While the Conservatives failed to gain an outright majority in the 650-seat House of Commons, creating the first "hung parliament" since 1974, they were comfortably ahead of the Labour party, in power for 13 years.
Conservative leader David Cameron said Britain needed a government to reassure jittery markets that it was serious about tackling the deficit, which exceeds 11 percent of national output.
He said he was prepared to explore the possibility of running a minority government, but that he would make a coalition offer to the centrist Lib Dems, the third force in British politics.
Speaking earlier outside his Downing Street residence, Labour Prime Minister Gordon Brown said the Conservatives and Liberal Democrats should take time to try to reach an agreement on forming a government.
Brown said he would speak to the LibDems if those talks proved unsuccessful, and stressed his support for electoral reform, a key LibDem demand.
Cameron, a 43-year-old former public relations executive, has said his party would make deeper and faster spending cuts than Labour, which has been in power since 1997.
Any new government faces the daunting and potentially unpopular task of bringing down a record budget deficit of 163 billion pounds for fiscal 2009/10.
Cameron described it as the worst inheritance faced by any incoming government for at least 60 years.
Bookmakers saw a better than one-in-three chance of another British election this year, a scenario that would be likely to spook the markets further.
In a see-saw day for markets, sterling pared losses against the dollar after Cameron held out the prospect of talks with other parties.
With results in 637 constituencies declared, the Conservatives were on 301 seats, followed by Labour on 255 and the LibDems on 54.

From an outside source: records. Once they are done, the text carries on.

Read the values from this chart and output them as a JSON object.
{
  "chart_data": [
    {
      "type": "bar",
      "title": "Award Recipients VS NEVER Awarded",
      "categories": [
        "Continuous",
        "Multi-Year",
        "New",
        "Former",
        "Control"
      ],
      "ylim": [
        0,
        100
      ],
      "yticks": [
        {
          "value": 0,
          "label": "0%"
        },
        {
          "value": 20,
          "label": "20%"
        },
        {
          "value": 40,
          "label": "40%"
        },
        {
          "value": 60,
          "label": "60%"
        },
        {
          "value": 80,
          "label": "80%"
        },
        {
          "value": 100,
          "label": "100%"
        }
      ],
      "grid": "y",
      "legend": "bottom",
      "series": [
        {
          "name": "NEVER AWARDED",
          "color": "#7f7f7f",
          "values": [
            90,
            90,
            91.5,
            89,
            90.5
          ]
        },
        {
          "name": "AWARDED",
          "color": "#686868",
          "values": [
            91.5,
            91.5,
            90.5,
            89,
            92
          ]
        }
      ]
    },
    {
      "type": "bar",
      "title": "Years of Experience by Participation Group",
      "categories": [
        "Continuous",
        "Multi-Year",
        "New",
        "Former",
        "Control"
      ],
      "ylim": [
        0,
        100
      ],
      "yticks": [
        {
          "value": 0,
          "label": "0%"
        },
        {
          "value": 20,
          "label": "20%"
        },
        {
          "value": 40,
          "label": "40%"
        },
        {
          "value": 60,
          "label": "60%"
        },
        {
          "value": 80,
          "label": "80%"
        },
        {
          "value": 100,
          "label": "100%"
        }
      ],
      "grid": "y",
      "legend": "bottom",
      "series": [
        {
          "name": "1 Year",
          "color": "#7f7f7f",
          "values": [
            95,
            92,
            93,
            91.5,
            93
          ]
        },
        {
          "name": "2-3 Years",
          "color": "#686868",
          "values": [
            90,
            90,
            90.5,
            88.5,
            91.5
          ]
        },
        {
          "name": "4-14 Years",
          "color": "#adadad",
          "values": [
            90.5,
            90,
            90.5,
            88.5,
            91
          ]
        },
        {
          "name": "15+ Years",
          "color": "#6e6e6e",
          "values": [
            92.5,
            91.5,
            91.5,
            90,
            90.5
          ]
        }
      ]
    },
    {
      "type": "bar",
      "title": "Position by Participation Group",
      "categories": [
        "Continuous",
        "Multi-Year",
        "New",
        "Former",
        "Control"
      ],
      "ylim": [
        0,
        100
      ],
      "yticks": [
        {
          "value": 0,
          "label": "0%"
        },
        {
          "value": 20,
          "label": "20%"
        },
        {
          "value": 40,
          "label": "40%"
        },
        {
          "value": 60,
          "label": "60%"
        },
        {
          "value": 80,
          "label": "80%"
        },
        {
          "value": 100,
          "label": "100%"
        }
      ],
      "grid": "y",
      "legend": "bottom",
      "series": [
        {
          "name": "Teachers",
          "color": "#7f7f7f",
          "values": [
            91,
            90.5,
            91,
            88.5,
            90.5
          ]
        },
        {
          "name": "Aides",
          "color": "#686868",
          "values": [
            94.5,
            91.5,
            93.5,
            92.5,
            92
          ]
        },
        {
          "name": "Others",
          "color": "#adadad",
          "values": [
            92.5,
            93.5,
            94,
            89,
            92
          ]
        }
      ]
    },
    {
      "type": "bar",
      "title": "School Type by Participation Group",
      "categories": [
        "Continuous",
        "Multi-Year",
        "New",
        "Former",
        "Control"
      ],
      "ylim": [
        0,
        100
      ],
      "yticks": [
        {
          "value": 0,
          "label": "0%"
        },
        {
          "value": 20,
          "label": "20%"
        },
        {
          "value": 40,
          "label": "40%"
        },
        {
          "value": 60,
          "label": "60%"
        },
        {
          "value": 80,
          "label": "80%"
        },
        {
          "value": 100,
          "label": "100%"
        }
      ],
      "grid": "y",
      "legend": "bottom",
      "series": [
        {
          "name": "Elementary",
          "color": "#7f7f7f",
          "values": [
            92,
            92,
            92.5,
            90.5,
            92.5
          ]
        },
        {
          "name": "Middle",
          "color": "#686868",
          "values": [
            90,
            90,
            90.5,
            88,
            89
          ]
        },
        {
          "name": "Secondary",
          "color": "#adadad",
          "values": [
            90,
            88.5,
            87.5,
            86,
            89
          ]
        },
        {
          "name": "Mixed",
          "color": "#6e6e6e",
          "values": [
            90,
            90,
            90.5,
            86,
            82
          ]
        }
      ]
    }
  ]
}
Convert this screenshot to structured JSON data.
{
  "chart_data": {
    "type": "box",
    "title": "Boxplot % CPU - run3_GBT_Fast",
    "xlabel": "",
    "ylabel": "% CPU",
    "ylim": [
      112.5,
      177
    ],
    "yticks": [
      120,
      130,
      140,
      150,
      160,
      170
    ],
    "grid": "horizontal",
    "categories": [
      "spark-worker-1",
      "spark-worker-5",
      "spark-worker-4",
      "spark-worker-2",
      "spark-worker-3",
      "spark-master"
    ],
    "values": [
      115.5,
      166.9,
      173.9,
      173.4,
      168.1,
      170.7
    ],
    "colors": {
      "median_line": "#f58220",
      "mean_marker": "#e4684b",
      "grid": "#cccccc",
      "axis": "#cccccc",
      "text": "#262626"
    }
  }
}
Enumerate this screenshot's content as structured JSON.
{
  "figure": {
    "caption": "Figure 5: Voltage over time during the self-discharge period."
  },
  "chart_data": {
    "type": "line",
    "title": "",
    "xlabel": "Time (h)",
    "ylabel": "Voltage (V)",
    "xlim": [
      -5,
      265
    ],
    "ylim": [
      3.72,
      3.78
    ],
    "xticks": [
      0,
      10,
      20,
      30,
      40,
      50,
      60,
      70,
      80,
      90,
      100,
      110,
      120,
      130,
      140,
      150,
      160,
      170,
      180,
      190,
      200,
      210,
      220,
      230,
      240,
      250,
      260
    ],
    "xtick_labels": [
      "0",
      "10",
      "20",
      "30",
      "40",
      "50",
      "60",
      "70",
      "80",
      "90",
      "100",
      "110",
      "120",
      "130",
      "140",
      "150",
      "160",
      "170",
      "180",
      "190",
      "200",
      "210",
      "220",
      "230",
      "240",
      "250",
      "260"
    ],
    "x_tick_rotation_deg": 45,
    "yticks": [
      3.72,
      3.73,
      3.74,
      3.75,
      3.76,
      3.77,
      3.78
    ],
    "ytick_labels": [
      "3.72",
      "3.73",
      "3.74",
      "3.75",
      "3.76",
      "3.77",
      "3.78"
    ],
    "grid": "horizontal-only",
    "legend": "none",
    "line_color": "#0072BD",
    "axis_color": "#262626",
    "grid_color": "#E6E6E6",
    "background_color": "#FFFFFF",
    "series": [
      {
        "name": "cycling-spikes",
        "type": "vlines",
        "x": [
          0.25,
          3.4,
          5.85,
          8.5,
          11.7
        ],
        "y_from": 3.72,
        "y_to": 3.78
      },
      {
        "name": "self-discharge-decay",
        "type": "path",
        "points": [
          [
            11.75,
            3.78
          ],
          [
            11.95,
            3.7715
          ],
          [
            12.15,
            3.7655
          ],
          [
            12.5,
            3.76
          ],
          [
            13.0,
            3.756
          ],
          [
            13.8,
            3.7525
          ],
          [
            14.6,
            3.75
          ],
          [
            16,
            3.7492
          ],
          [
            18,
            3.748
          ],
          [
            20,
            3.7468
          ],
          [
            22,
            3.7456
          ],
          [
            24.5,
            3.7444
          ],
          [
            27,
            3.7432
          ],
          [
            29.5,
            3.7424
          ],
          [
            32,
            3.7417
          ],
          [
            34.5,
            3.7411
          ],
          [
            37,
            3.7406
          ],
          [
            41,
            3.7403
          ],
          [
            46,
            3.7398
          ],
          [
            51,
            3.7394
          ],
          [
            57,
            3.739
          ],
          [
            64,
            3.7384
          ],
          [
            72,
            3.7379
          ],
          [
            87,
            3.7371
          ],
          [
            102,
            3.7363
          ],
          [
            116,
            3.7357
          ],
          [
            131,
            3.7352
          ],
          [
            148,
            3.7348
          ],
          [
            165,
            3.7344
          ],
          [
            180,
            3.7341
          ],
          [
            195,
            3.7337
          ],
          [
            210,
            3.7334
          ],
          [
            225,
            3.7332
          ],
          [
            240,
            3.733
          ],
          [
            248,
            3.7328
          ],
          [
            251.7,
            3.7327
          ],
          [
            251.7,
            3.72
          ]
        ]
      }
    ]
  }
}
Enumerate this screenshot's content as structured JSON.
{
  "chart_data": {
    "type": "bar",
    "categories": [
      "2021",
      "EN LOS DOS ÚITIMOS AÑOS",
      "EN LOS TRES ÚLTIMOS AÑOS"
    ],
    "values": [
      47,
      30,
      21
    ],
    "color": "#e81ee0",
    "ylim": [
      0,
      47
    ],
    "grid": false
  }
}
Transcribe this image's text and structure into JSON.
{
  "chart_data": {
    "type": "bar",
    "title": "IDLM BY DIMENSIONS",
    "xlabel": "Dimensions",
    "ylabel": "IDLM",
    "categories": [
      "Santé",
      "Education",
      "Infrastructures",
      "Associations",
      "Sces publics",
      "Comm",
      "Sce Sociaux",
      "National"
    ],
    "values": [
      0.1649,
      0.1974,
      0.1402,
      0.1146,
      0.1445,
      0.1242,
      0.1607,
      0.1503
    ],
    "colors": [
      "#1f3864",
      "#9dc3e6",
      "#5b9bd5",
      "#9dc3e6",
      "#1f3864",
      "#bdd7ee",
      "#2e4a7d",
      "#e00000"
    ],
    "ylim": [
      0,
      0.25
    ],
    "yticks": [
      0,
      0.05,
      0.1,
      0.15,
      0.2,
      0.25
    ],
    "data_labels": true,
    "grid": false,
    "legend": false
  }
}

The lack of an outright winner able to command 326 votes in the House of Commons brings smaller parties into play.
While LibDem Leader Nick Clegg was disappointed with his party's showing, he called on the Conservatives, as the largest party, to try to form the next government.
But he and other senior party officials indicated their support might be conditional on reforming an electoral process that is stacked against smaller parties.
"It seems this morning that it is the Conservative party that has more votes and more seats, though not an absolute majority, and that is why I think it is now for the Conservative party to prove that it is capable of seeking to govern in the national interest," Clegg told reporters in London.
The BBC calculated the Conservatives had taken 36 percent of the overall vote, Labour 29 percent and the LibDems 23 percent.